Schon in Episode 1 im Juli 2021 galt die erste Frage den Kaffeegewohnheiten des Gastes (Arnon Grünberg: »Zwei Espressi morgens, gern auch nach dem Abendessen«). Gesprächsanlass ist aber natürlich vor allem je eine aus dem Niederländischen übersetzte Belletristik-Neuerscheinung. Darüber hinaus geht um das Schreiben der Autor*innen und ihre Inspirationsquellen, eingesprochene Lesungsteile runden die Episoden ab.
Streams in 68 Ländern
Bettina Baltschev und Katharina Borchardt moderieren den Podcast im Wechsel. Beide sind sonst unter anderem als Literaturredakteurinnen tätig, Baltschev gehörte auch zum Kuratorinnen-Team des Gastlandauftritts der Niederlande und Flanderns auf der Leipziger Buchmesse 2024. Das »Kopje koffie«-Produktionsteam besteht zudem aus Celia Solf und Alexander Flöth von der Agentur Artefakt Kulturkonzepte sowie Katrin Konst von der Niederländischen Botschaft in Berlin, auf deren Initiative der Podcast zurückgeht.
Entstanden ist die Idee während der Pandemie, als andere Gesprächsformate wegfielen. Der digitale Plan B ist ziemlich erfolgreich: 18.000 Downloads und Streams in 68 Ländern verzeichnet »Kopje koffie« inzwischen. Und immer wieder gibt es persönliches Feedback, etwa von Buchhändler*innen, die ihn hören, um sich über Neuerscheinungen zu informieren. »Von Veranstaltern literarischer Festivals oder Lesungen hören wir ebenfalls, dass sie sich durch den Podcast bei der Programmplanung einen ersten Eindruck verschaffen, ob ein Autor Deutsch spricht und wie er oder sie im Gespräch auf einem Podium wirken würde«, sagt Katharina Borchardt. Zudem sei er bei Studierenden Thema, die ihn innerhalb eines Seminars für Angewandte Literatur/Gegenwartsliteratur der FU Berlin hören und besprechen.

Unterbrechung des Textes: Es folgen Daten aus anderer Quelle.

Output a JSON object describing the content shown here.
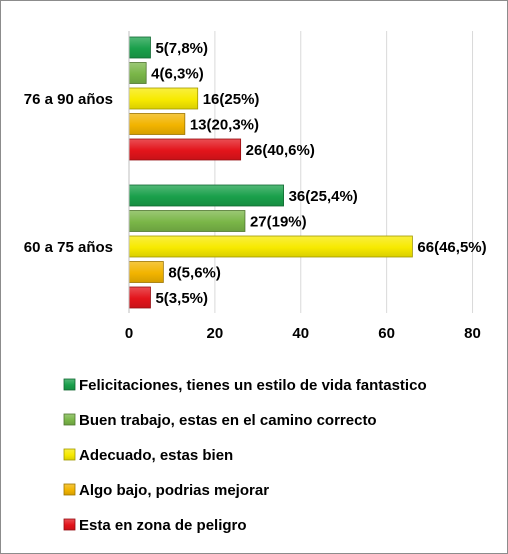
{
  "chart_data": {
    "type": "bar",
    "orientation": "horizontal",
    "categories": [
      "76 a 90 años",
      "60 a 75 años"
    ],
    "xlim": [
      0,
      85
    ],
    "x_ticks": [
      "0",
      "20",
      "40",
      "60",
      "80"
    ],
    "x_tick_values": [
      0,
      20,
      40,
      60,
      80
    ],
    "grid": true,
    "legend_position": "bottom",
    "series": [
      {
        "name": "Felicitaciones, tienes un estilo de vida fantastico",
        "color": "#1aa04b",
        "values": [
          5,
          36
        ],
        "labels": [
          "5(7,8%)",
          "36(25,4%)"
        ]
      },
      {
        "name": "Buen trabajo, estas en el camino correcto",
        "color": "#7ab648",
        "values": [
          4,
          27
        ],
        "labels": [
          "4(6,3%)",
          "27(19%)"
        ]
      },
      {
        "name": "Adecuado, estas bien",
        "color": "#f7ea00",
        "values": [
          16,
          66
        ],
        "labels": [
          "16(25%)",
          "66(46,5%)"
        ]
      },
      {
        "name": "Algo bajo, podrias mejorar",
        "color": "#f2b400",
        "values": [
          13,
          8
        ],
        "labels": [
          "13(20,3%)",
          "8(5,6%)"
        ]
      },
      {
        "name": "Esta en zona de peligro",
        "color": "#e3141b",
        "values": [
          26,
          5
        ],
        "labels": [
          "26(40,6%)",
          "5(3,5%)"
        ]
      }
    ]
  }
}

Beide Moderatorinnen sprechen Niederländisch und verstehen die flämische Variante sehr gut, das Format lebt auch vom mühelosen Sprachwechsel: »Autorinnen und Autoren, die nicht so gut Deutsch sprechen, können das Gespräch auf Niederländisch führen, was ihnen sehr entgegenkommt, weil sie in ihrer Muttersprache oft mehr und tiefgründiger erzählen können«, sagt Katharina Borchardt. Das Original-Audio wird dann mit einer Übersetzung überlegt. Eine sehr gelungene Mischung, die das Niederländische nicht ausblendet und dennoch für das deutschsprachige Publikum zugänglich ist.
»Kopje koffie« zeigt, dass die Regionen viel verbindet. Dennoch kommen die Moderatorinnen auch auf sprachliche und kulturelle Unterschiede des Niederländischen und Flämischen zu sprechen. Zudem thematisieren sie Merkmale von Original und Übersetzung, etwa verschiedene Buchtitel im Niederländischen und Deutschen. Auch spannend: In Episode 29 berichtet die in den Niederlanden lebende Autorin Astrid H. Roemer aus Suriname über die erneute Lektüre ihres 1979 erschienenen Erstlingswerks, weil es just vom deutschen Publikum entdeckt wird. Die Zeitlosigkeit von Erzählungen trifft hier auf die Aktualität eines Podcast-Formats: »Das Gespräch mit den Autoren ist ja zeit- und ortsunabhängig verfügbar«, sagt Katharina Borchardt. »Als Leser kann ich in Regionen oder Ländern, in denen mein Lieblingsautor gerade nicht auf Lesereise vorbeikommt, trotzdem ein persönliches Gespräch zum neuen Buch hören.«
Dennoch gibt es Einschränkungen für die Produktion: Zunächst kommen für ein Gespräch nur zeitgenössische Autoren in Frage und, angesichts des Zielpublikums, nur Titel, deren Lizenzen deutsche Verlage erworben haben. Im Rahmen dieser Möglichkeiten setzt das Team auf eine ausgewogene Auswahl von Gästen in Bezug auf Alter, Gender, postkoloniale Stimmen und repräsentierte Verlage. Mit anderen Worten: Es gibt viele Facetten zu entdecken. Bei der nächsten eigenen Tasse Kaffee.